Petra e Fermin sono una coppia collaudata e non smettono mai di provocarsi e vivere l’ironia come antidoto all’orrore a cui devono far fronte. “Quel teatrino che ogni volta inscenate fra di voi come se non contasse nient’altro al mondo” gli riversa addosso il loro collega Roberto. Lui è molto più giovane, rigido e viene da una scuola diversa. Ci vorrà un bel po’ di buona volontà perché possano collaborare e grazie alle loro differenze trovare il bandolo della matassa per una storia davvero ingarbugliata.
“Le esperienze condivise servono per conoscere gli altri, non per cambiare” è un po’ la morale del loro incontro.
Spesso Alicia Giménez-Bartlett viene messa in relazione con Andrea Camilleri. In effetti i due scrittori hanno diversi elementi in comune. In questo ultimo romanzo della spagnola è evidente il desiderio di far passare il tempo e quindi Petra invecchia, così come il suo collega Montalbano. Un’altra analogia è la contemporaneità, ma senza esagerare.

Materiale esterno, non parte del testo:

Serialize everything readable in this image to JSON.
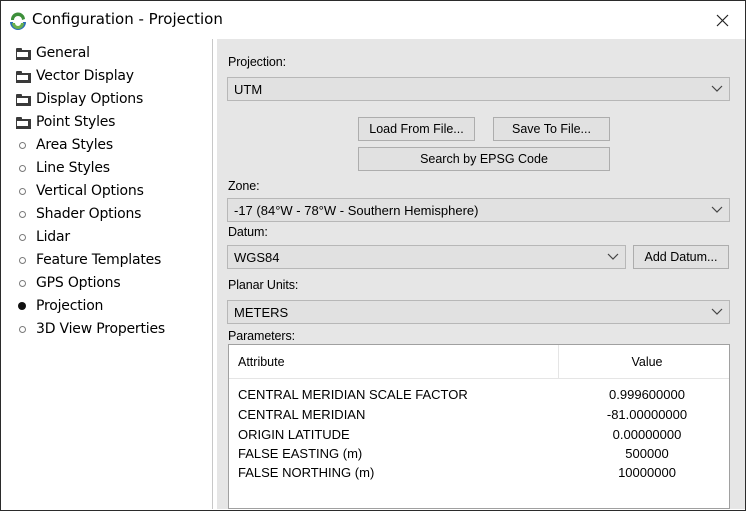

Le storie si svolgono in un luogo preciso e in un periodo storico che può esser identificabile, ma che resta universale e questo rende il racconto ancor più forte.
Nello specifico c’è da dire che la forza di Mio caro serial killer non è solo nella costruzione del giallo, che ogni tanto perde un po’ di intensità a causa di alcuni passaggi dell’inchiesta che si comprende bene come stia girando a vuoto. Ciò che rende godibile il racconto, al di là dell’orrore degli omicidi e della violenza, “se ci si mette a pensare dove comincia e dove finisce la malvagità si rischia di diventare matti” è la relazione tra i tre poliziotti e quello che gli sta intorno. Sono le colazioni, i bar, le tapas, le birre, i dialoghi stretti e pieni di ironia, ma anche la profonda stima e la capacità di sentire l’altro.
Tanti ingredienti che Alicia Giménez-Bartlett riesce ad amalgamare bene senza far diventare la storia una maionese impazzita.